Nothing gets media attention like the boss going before a senate subcommittee — definitely the case this week for USSF chief of space operations Gen. Chance Saltzman this week. Saltzman’s discussion of the Space Force in general and the FY 2024 budget specifically spread throughout American media this week for quite a lot of free publicity. This plus a couple of other key public appearances comprise the Space Force news this week. Read on!
Saltzman addresses Senate Armed Services Committee
USSF chief of space operations (CSO) Gen. Chance Saltzman sat for a Senate Armed Services Committee hearing this week, and his appearance was thoroughly covered in mainstream media outlets. Though the hearing was an examination of the Pentagon budget for 2023, Saltzman took the opportunity to advance his vision for the Space Force as the frontiers of space warfare are still being defined.
Saltzman’s opening remarks focused on what he sees as the necessary three lines of effort:
- the building up of “combat–credible forces”, including resilient satellite constellations and development of an operational test–and–training Infrastructure, among others;
- amplifying the Guardian Spirit via, for example, broadening digital recruitment efforts, developing further the Space Force University Partnership Program; and
- elimination of barriers to collaboration. “including over–classification, so the Space Force can build enduring advantages with our partners.”
As for Saltzman’s back–and–forth with various congresspeople, the entire hearing may be seen below, courtesy C-Span.
Sen. Deb Fischer (R–Neb.) asked about the Overhead Persistent InfraRed (OPIR) missile–warning system, specifically with regard to the possible cutting of a third satellite for the constellation in the FY 2024 budget.
Sen. Angus King (I–Maine) inquired about recruitment, retention and Saltzman’s idea of a reserve force for the USSF.
Sen. Kirsten Gillibrand (D–NY) requested that Saltzman go into detail about partnerships with private enterprises affect the ever–busier launch schedules.
Finally, Sen. Tommy Tuberville (R–Ala.) challenged Saltzman point blank: “Give us your no. 1 priority for the Space Force.” The Alabaman went on to ask if whether space junk cleanup might be privatized in the near future…
Sources: Executive Gov, C–Span, YouTube.
Tuberville answers Alabama media on SPACECOM HQ
Of course, those who follow either Space Force news or who are political wonks know that Tuberville has made himself most visible recently over the proposed relocation of US Space Command (SPACECOM) headquarters to Huntsville, Alabama, from its current interim location in Colorado Springs.

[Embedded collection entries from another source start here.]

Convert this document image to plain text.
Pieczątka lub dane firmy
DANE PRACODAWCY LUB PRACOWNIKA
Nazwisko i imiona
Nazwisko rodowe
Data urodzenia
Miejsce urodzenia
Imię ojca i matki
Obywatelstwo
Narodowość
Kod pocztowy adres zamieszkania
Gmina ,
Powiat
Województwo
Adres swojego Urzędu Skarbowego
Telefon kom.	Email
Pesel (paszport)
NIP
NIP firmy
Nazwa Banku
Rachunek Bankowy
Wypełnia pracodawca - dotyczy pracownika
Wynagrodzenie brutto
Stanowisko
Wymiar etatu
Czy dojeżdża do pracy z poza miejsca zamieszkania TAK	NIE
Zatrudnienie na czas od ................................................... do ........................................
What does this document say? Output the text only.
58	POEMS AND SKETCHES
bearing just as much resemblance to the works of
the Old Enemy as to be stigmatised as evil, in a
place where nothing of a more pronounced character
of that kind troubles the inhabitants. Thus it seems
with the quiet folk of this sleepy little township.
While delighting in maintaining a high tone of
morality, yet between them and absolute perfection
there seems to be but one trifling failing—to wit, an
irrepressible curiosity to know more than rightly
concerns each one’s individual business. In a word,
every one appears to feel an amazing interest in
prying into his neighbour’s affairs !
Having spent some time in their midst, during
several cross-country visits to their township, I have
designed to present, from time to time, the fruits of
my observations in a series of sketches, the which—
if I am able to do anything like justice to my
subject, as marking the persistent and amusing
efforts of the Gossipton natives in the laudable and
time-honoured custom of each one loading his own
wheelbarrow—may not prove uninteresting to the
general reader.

The move was originally approved by the Trump Administration in January 2021, but US senators and representatives from Colorado have fought the decision at every turn. With the dispute now in its third year of wrangling, Department of Defense officials announced last week that “more analysis” was needed on the decision.
Tuberville thus took matters into his own hands, refusing to advance DoD promotions sent to the Senate. The Senator objected to not only more stalling on the relocation, but also by the suggestion that the armed forces would imburse servicewomen needed to travel out of state for an abortion procedure due to Alabama’s restrictive reproductive rights laws.
This week, Alabama media wanted some answers from Tuberville, who had to admit on Wednesday, March 15, that “We don’t know the direction that they’re going to go in” and “I don’t know what else they can review. [The Redstone Arsenal site] is by far the best place.”
At stake is some 1,400 new jobs for the Huntsville area.
“I think they’re getting close to a decision,” Tuberville ultimately stated. “But who knows? It could be tomorrow. It could be this time next week or it could be six months from now.” Sources: AL.com , Military.com .
Space Launch Delta 30 commander: Vandernberg twice as busy in 2023
On Wednesday, March 15, the annual “State of Vandenburg Space Force Base” was given by Space Launch Delta 30 commander Col. Robert Long — and he had nothing but effusive optimism to report, chiefly that, despite a record–setting 2022, up to twice as many launch missions will be undertaken in ’23.
Long told attendees at the event sponsored by the Santa Maria Valley and Lompoc Valley chambers of commerce that “The future is bright and going to be busy,” with the 22 launches Vandenberg sent up last year will increase to up to 45 this year.
“We get a lot of interested parties asking about what can Vandenberg provide to us, whether that’s Space Force, whether that’s other agencies or other civil partners,” Long said, touting the base’s burgeoning relationships with the New Space industry. “When you look at the increase of activity in the space industry as a whole, Vandenberg is going to be an integral part of that.”
And in the meantime, Long is looking at home: “We’re very much interested in building out our infrastructure where we can to modernize it — much of it is shuttle–era infrastructure.” Sources: Noozhawk, Santa Maria Times, YouTube.